Fun fact for you (and nothing to do with doctors) I bought another used camera and am selling another old camera! It’s not G.A.S.3, but it came down to some facts that I will share in an upcoming post. I blew my self-imposed Wednesday morning blog-frame with my rant, burning an omelette, and needing to get to the shop today for somegimping to pay for OTHER hobbies habits.

LOVE this pic of Lola (taken with my new old camera) but that damn reflection in her eye!!


Old, cranky, and getting some late winter/early spring sun.

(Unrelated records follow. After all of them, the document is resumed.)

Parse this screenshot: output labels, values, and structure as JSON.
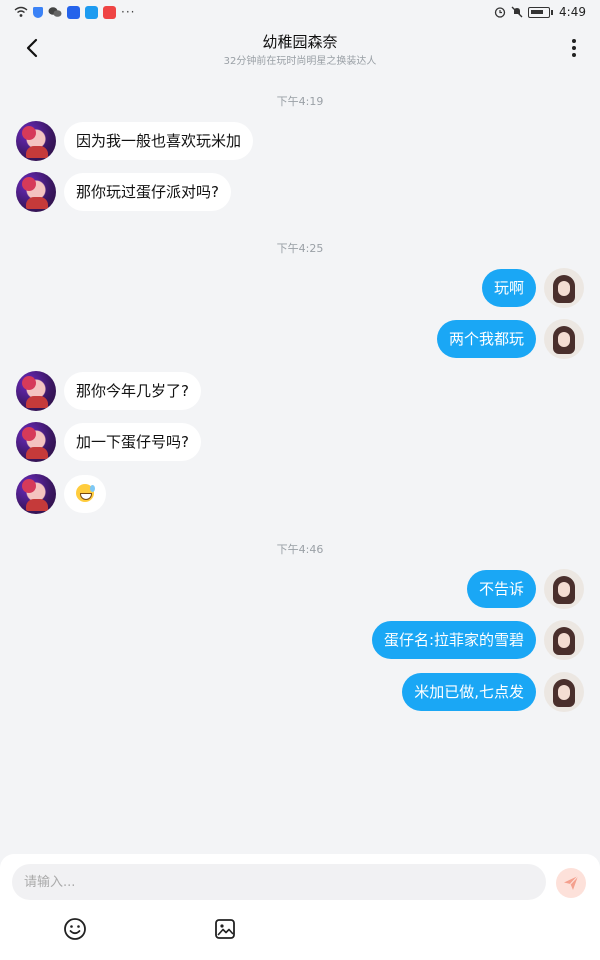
{
  "status_bar": {
    "time": "4:49"
  },
  "header": {
    "title": "幼稚园森奈",
    "subtitle": "32分钟前在玩时尚明星之换装达人"
  },
  "timestamps": [
    "下午4:19",
    "下午4:25",
    "下午4:46"
  ],
  "messages": [
    {
      "from": "other",
      "text": "因为我一般也喜欢玩米加"
    },
    {
      "from": "other",
      "text": "那你玩过蛋仔派对吗?"
    },
    {
      "from": "me",
      "text": "玩啊"
    },
    {
      "from": "me",
      "text": "两个我都玩"
    },
    {
      "from": "other",
      "text": "那你今年几岁了?"
    },
    {
      "from": "other",
      "text": "加一下蛋仔号吗?"
    },
    {
      "from": "other",
      "text": "",
      "emoji": "sweat-smile-emoji"
    },
    {
      "from": "me",
      "text": "不告诉"
    },
    {
      "from": "me",
      "text": "蛋仔名:拉菲家的雪碧"
    },
    {
      "from": "me",
      "text": "米加已做,七点发"
    }
  ],
  "composer": {
    "placeholder": "请输入..."
  },
  "icons": {
    "back": "chevron-left-icon",
    "more": "more-vertical-icon",
    "send": "send-icon",
    "emoji": "smiley-icon",
    "image": "image-icon"
  },
  "colors": {
    "my_bubble": "#1aa7f5",
    "other_bubble": "#ffffff",
    "background": "#f3f4f6",
    "send_button": "#fde1da"
  }
}
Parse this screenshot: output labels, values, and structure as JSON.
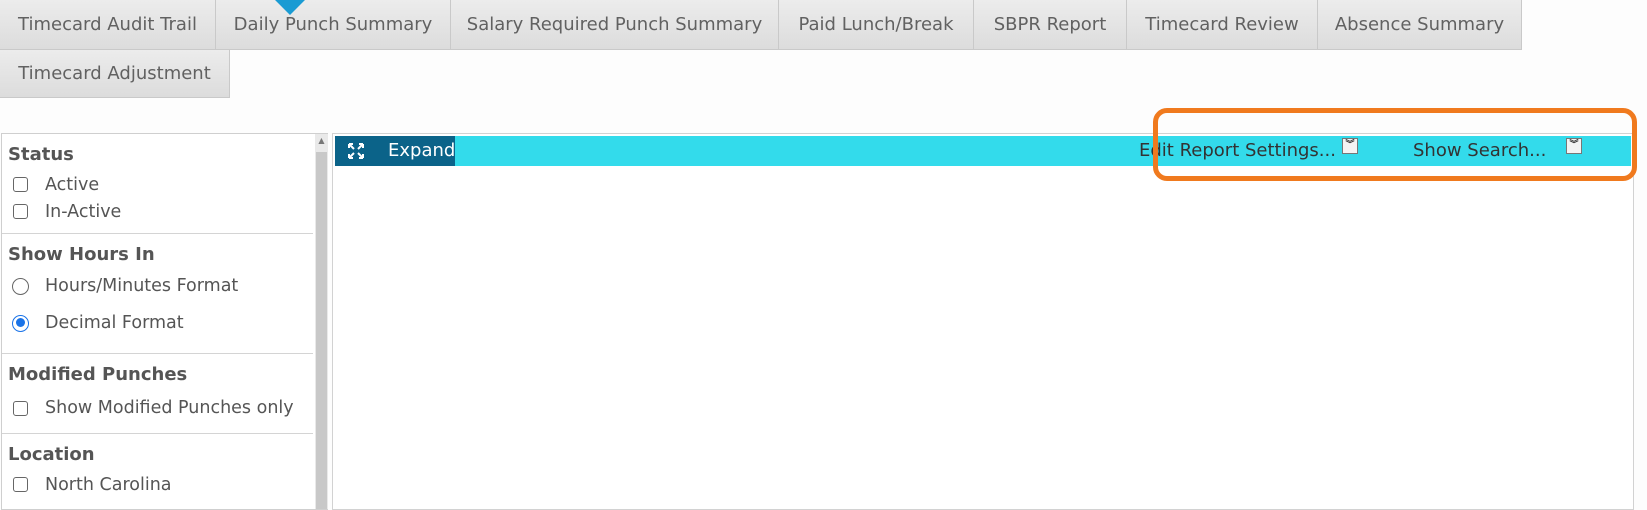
{
  "tabs": [
    {
      "label": "Timecard Audit Trail"
    },
    {
      "label": "Daily Punch Summary"
    },
    {
      "label": "Salary Required Punch Summary"
    },
    {
      "label": "Paid Lunch/Break"
    },
    {
      "label": "SBPR Report"
    },
    {
      "label": "Timecard Review"
    },
    {
      "label": "Absence Summary"
    },
    {
      "label": "Timecard Adjustment"
    }
  ],
  "filters": {
    "status": {
      "title": "Status",
      "options": [
        "Active",
        "In-Active"
      ]
    },
    "show_hours": {
      "title": "Show Hours In",
      "options": [
        "Hours/Minutes Format",
        "Decimal Format"
      ],
      "selected": "Decimal Format"
    },
    "modified_punches": {
      "title": "Modified Punches",
      "options": [
        "Show Modified Punches only"
      ]
    },
    "location": {
      "title": "Location",
      "options": [
        "North Carolina"
      ]
    }
  },
  "report_toolbar": {
    "expand_label": "Expand",
    "edit_settings_label": "Edit Report Settings...",
    "show_search_label": "Show Search..."
  },
  "colors": {
    "toolbar_bg": "#33dbeb",
    "expand_bg": "#0b6389",
    "highlight": "#f07a1e",
    "tab_marker": "#1a9bd3",
    "radio_selected": "#1a73e8"
  },
  "icons": {
    "expand": "expand-arrows-icon",
    "dropdown": "double-chevron-down-icon"
  }
}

  1. Listen, I don’t usually give a shit about doctors, just give me my blood thinners and don’t let me bleed out, but this one takes the cake; rushes in, rushes out, rushes me, and poos-poos any health concern I have by calling out my weight gain. 20 years of arthritic back pain, past blood clots, leg swelling, edema, the inability to use my left thumb, high blood pressure, good blood pressure, arthritis, hearing loss, poor eyesight, depression, anxiety, and my unanswered questions about when I can get the COVID vaccine, all, according to him—in some fucked up way—have to do with the 50 extra pounds I carry around. Sometimes I wonder if he even has a medical degree or just likes fat-shaming people for money. Fuck, I know I’ve gained weight, but how about some legitimate doctor talk?? Tell me I have a subdural hematoma with a twist of rheumatoid gonorrhea; I don’t care, just make it sound doctor-y and don’t tell me I got them because I eat too much pizza!! Condescending, little doctor-tit. As you might imagine, me and this cat broke up today. It’s not him; it’s me. But mostly him. Speaking of me, hey, my blood pressure was down to 124/80, which is vastly improved, so like, um, suck it. And by the way, no one is doing the spiked wet look anymore. It just makes you look like a balding, hair gel-covered porcupine with a shit medical degree.
  2. Yes, bread stuffing. I had some sort of fucked up craving in the middle of the night a few weeks ago and haven’t been able to get the idea of chicken and stuffing out of my head. So today, I had Thanksgiving in July (except in March, and I ate chicken instead of turkey) with stuffing made with dried bread hunks, south-west spices, vegetable broth, poblano peppers, garlic, celery, and onion. I eventually want to make a full-on Tex-Mex version, maybe with cornbread stuffing. So many choices, so many carbs!!!